The inauguration was a big affair with PM Modi's presence. Tell us a little about the entire project
The inauguration was a part of the 12-day Sri Ramanuja Sahasrabdi Samaroham, the ongoing 1,000th birth anniversary celebrations of the saint.
This Rs 1,000-crore project, covering about 334 acres, was funded entirely by donations from devotees globally. The inner sanctorum deity of Sri Ramanujacharya is made of 120 kg of gold to commemorate the 120 years the saint walked this earth. The outdoor 216-ft Statue of Equality, the world's second tallest featuring a sitting posture, is composed of ‘panchaloha’, a combination of five metals: gold, silver, copper, brass, and zinc. The complex has identical recreations of 108 Divya Desams, the 108 ornately carved Vishnu temples mentioned in the works of the Alvars, mystic Tamil saints.
The 54-ft high base building, named ‘Bhadra Vedi’, has dedicated floors for a Vedic digital library and research centre, ancient Indian texts, a theatre, an educational gallery and a robust multi-language audio tour detailing many works of Sri Ramanuja Acharya.

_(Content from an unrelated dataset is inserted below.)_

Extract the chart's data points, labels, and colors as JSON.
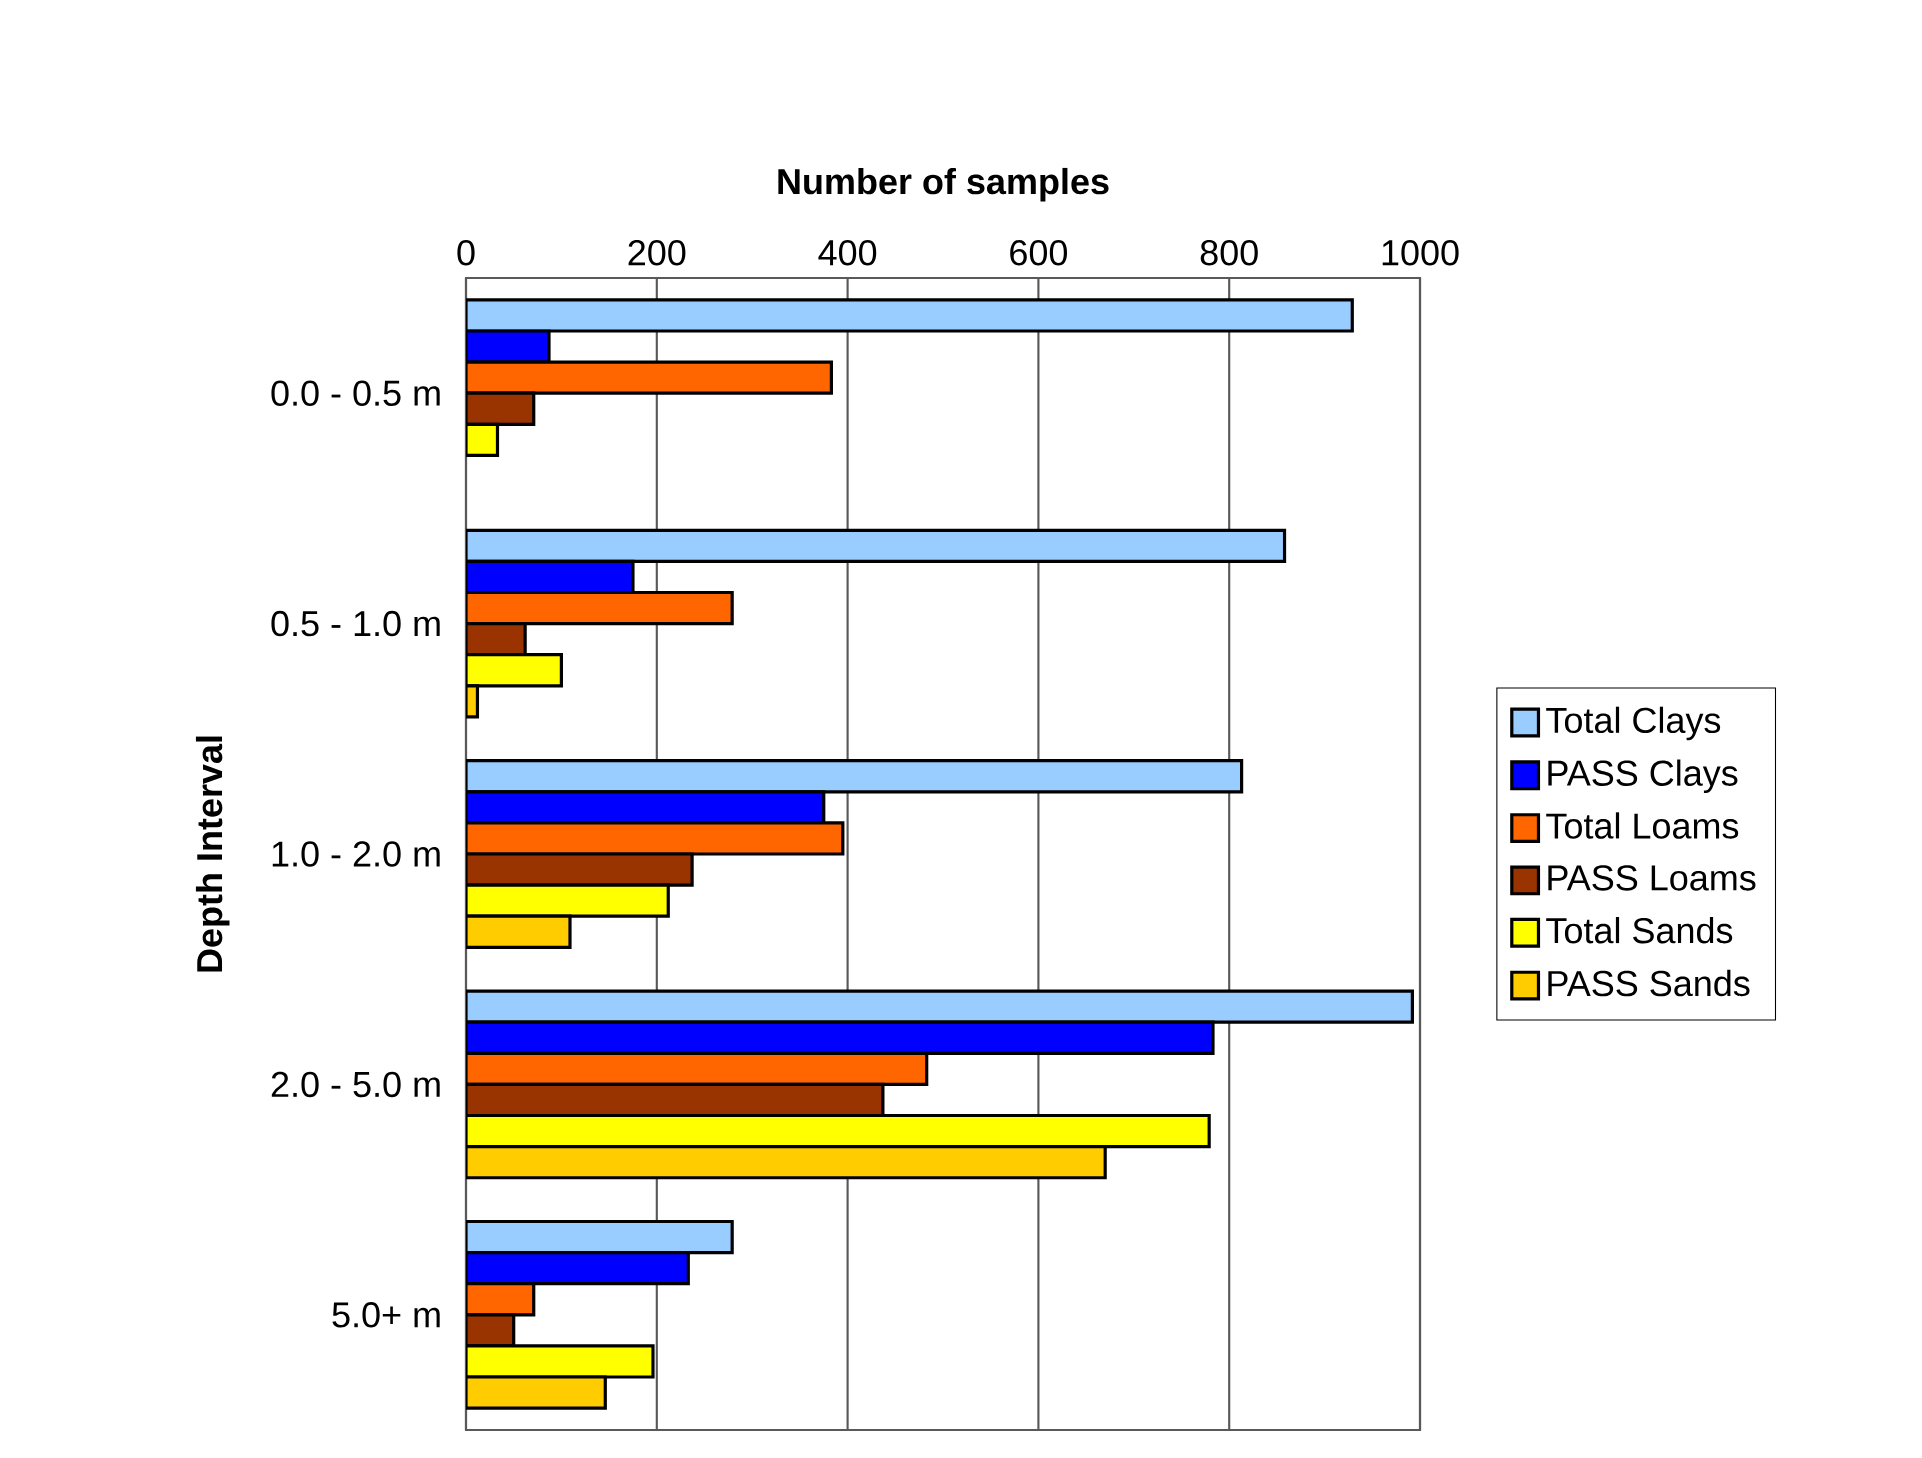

The statue was built by a Chinese firm and shipped to India on completion. Did we not have indigenous expertise?
In this universe, there is no harm in using the right technology wherever it is available to be used for a good cause. But if that technology is used for destroying society even if it is ours, then that is not correct. But using the right technology in the right manner for the right cause from wherever it’s available, is a perfect thing.
Everything else such as the sculptor, architect, designers, labourers are from native sources.
How are people receiving it? Are they able to absorb and appreciate the idea being propagated--that of equality?
Just last week there were three buses from Gujarat and one from Bihar. People are planning special trips even in this heat. What I noticed is that initially, people are coming mainly as tourists. But after arriving, they reflect on the principle of equality and develop curiosity. No one realises the vision of Swamiji the first time. But when people come here and go back, they try to think about it. There is some impact of Ramanuja on modern minds.
How does this mammoth project bind these thoughts of Ramanujacharya and what should the biggest takeaway for the onlooker or visitor in this modern era be?
The temple is just a replica of society. Ramanuja introduced people of each and every caste in the service of the temple. In a temple set up, you have everyone from a pot maker to a dhobi to a wood-crafting person. Supporting these activities are the rulers of the state, the brahmins doing mantras, the merchants giving finance etc. More than 30 departments were created by Ramanuja to give the services to activities involving all these roles.
God is all over the universe and is present in each and every single particle. In the materialistic world, man may create restrictions but in the universe, options are equal to each and everyone to reach God.
How have you priced the tickets? The money must be going into maintenance of the facility. Is maintaining a monument a monumental task?
We have nominal charges for the access of everyone at Rs 150. That too we are charging as we need to maintain the premises and keep the ambience pleasant. We have more than 150 people for security and over a hundred for housekeeping. Since we have 108 temples we actually need 108*2 priests but right now we have only 100 and we are gathering the right set of devotional people. Then we need 25-50 cooks to offer prasadam to God and devotees. With so many employees working in this organisation, we need to give some form of honorarium though we can’t call it salary yet.
We did not want to impose money upon society but we believe if there is little money sharing from everyone, whatever devotee coming with family in the name of darshan gives away, that money can be used for maintenance.